After I read in some RDD data using Spark, I do some simple transforms on it into a Pair RDD of type (org.apache.hadoop.io.Text, org.apache.hadoop.dynamodb.DynamoDBItemWritable)
. So my code's only brush-up with Dynamo is by creating DynamoDBItemWritable
objects. That class doesn't inherently contain any logic to utilize the AWS SDK to save anything; it's essentially just a data object. My code then calls this:
val conf = new Configuration()
conf.set("dynamodb.servicename", "dynamodb")
conf.set("dynamodb.input.tableName", "MyOutputTable")
conf.set("dynamodb.output.tableName", "MyInputTable")
conf.set("dynamodb.endpoint", "https://dynamodb.us-east-1.amazonaws.com")
conf.set("dynamodb.regionid", "us-east-1")

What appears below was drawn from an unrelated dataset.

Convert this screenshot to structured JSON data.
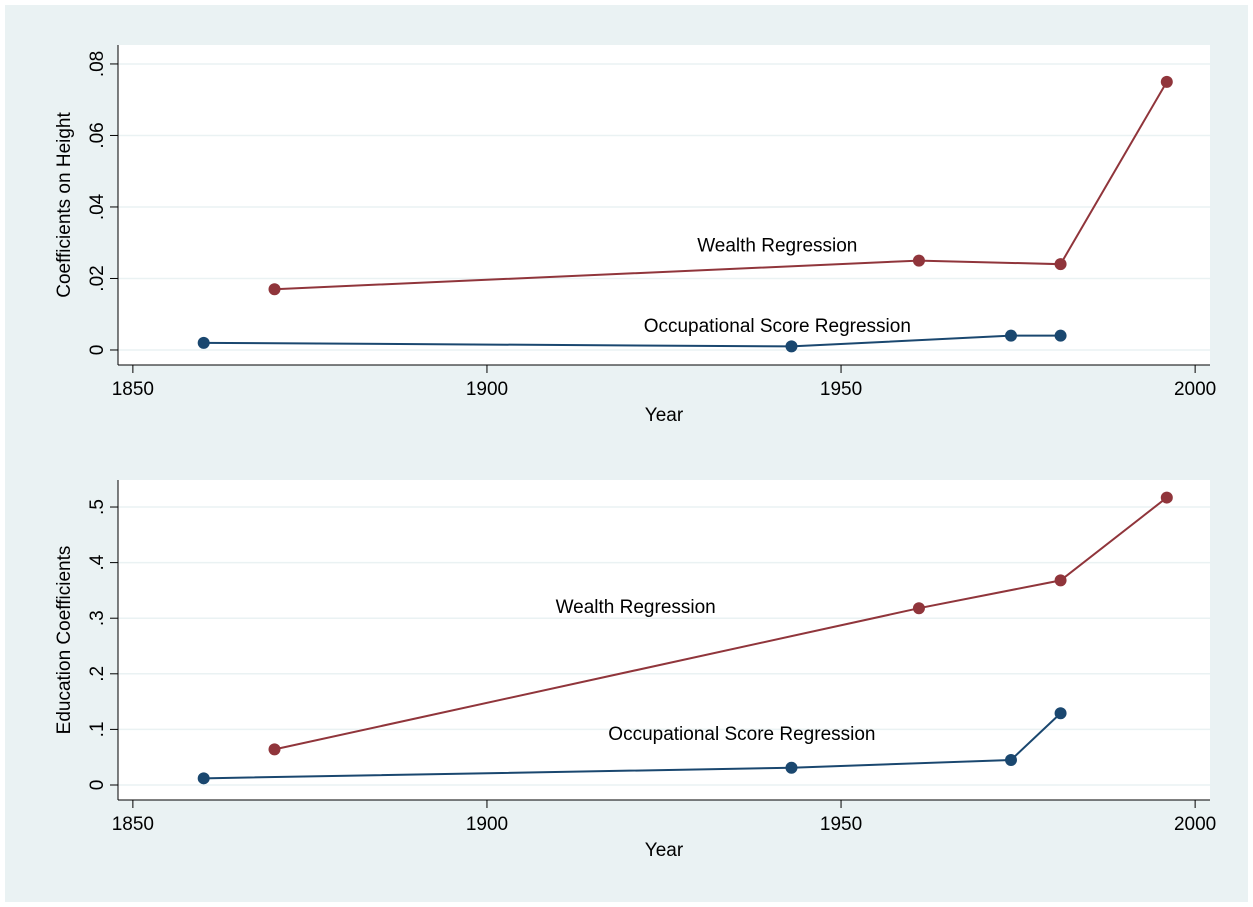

conf.set("mapred.output.format.class", "org.apache.hadoop.dynamodb.write.DynamoDBOutputFormat")
conf.set("mapred.input.format.class", "org.apache.hadoop.dynamodb.read.DynamoDBInputFormat")
myTransformedRdd.saveAsHadoopDataset(new JobConf(conf)
...and the connector magically registers the right classes and makes the right calls so that it effectively saves the results to DynamoDB accordingly.
I can't mock SparkSession
because it has a private constructor (that would be extremely messy anyway). And I don't have any direct way, as far as I know, to mock the DynamoDB client. Is there some magic syntax in Scala (or Scalatest, or Scalamock) to allow me to tell it that if it ever wants to instantiate a Dynamo client class, that it should use a mocked version instead?
If not, how would I go about testing this code? I suppose theoretically, perhaps there's a way to set up a local, in-memory instance of Dynamo and then change the value of dynamodb.endpoint
but that sounds horribly messy just to get a unit test working. Plus I'm not sure it's possible anyway.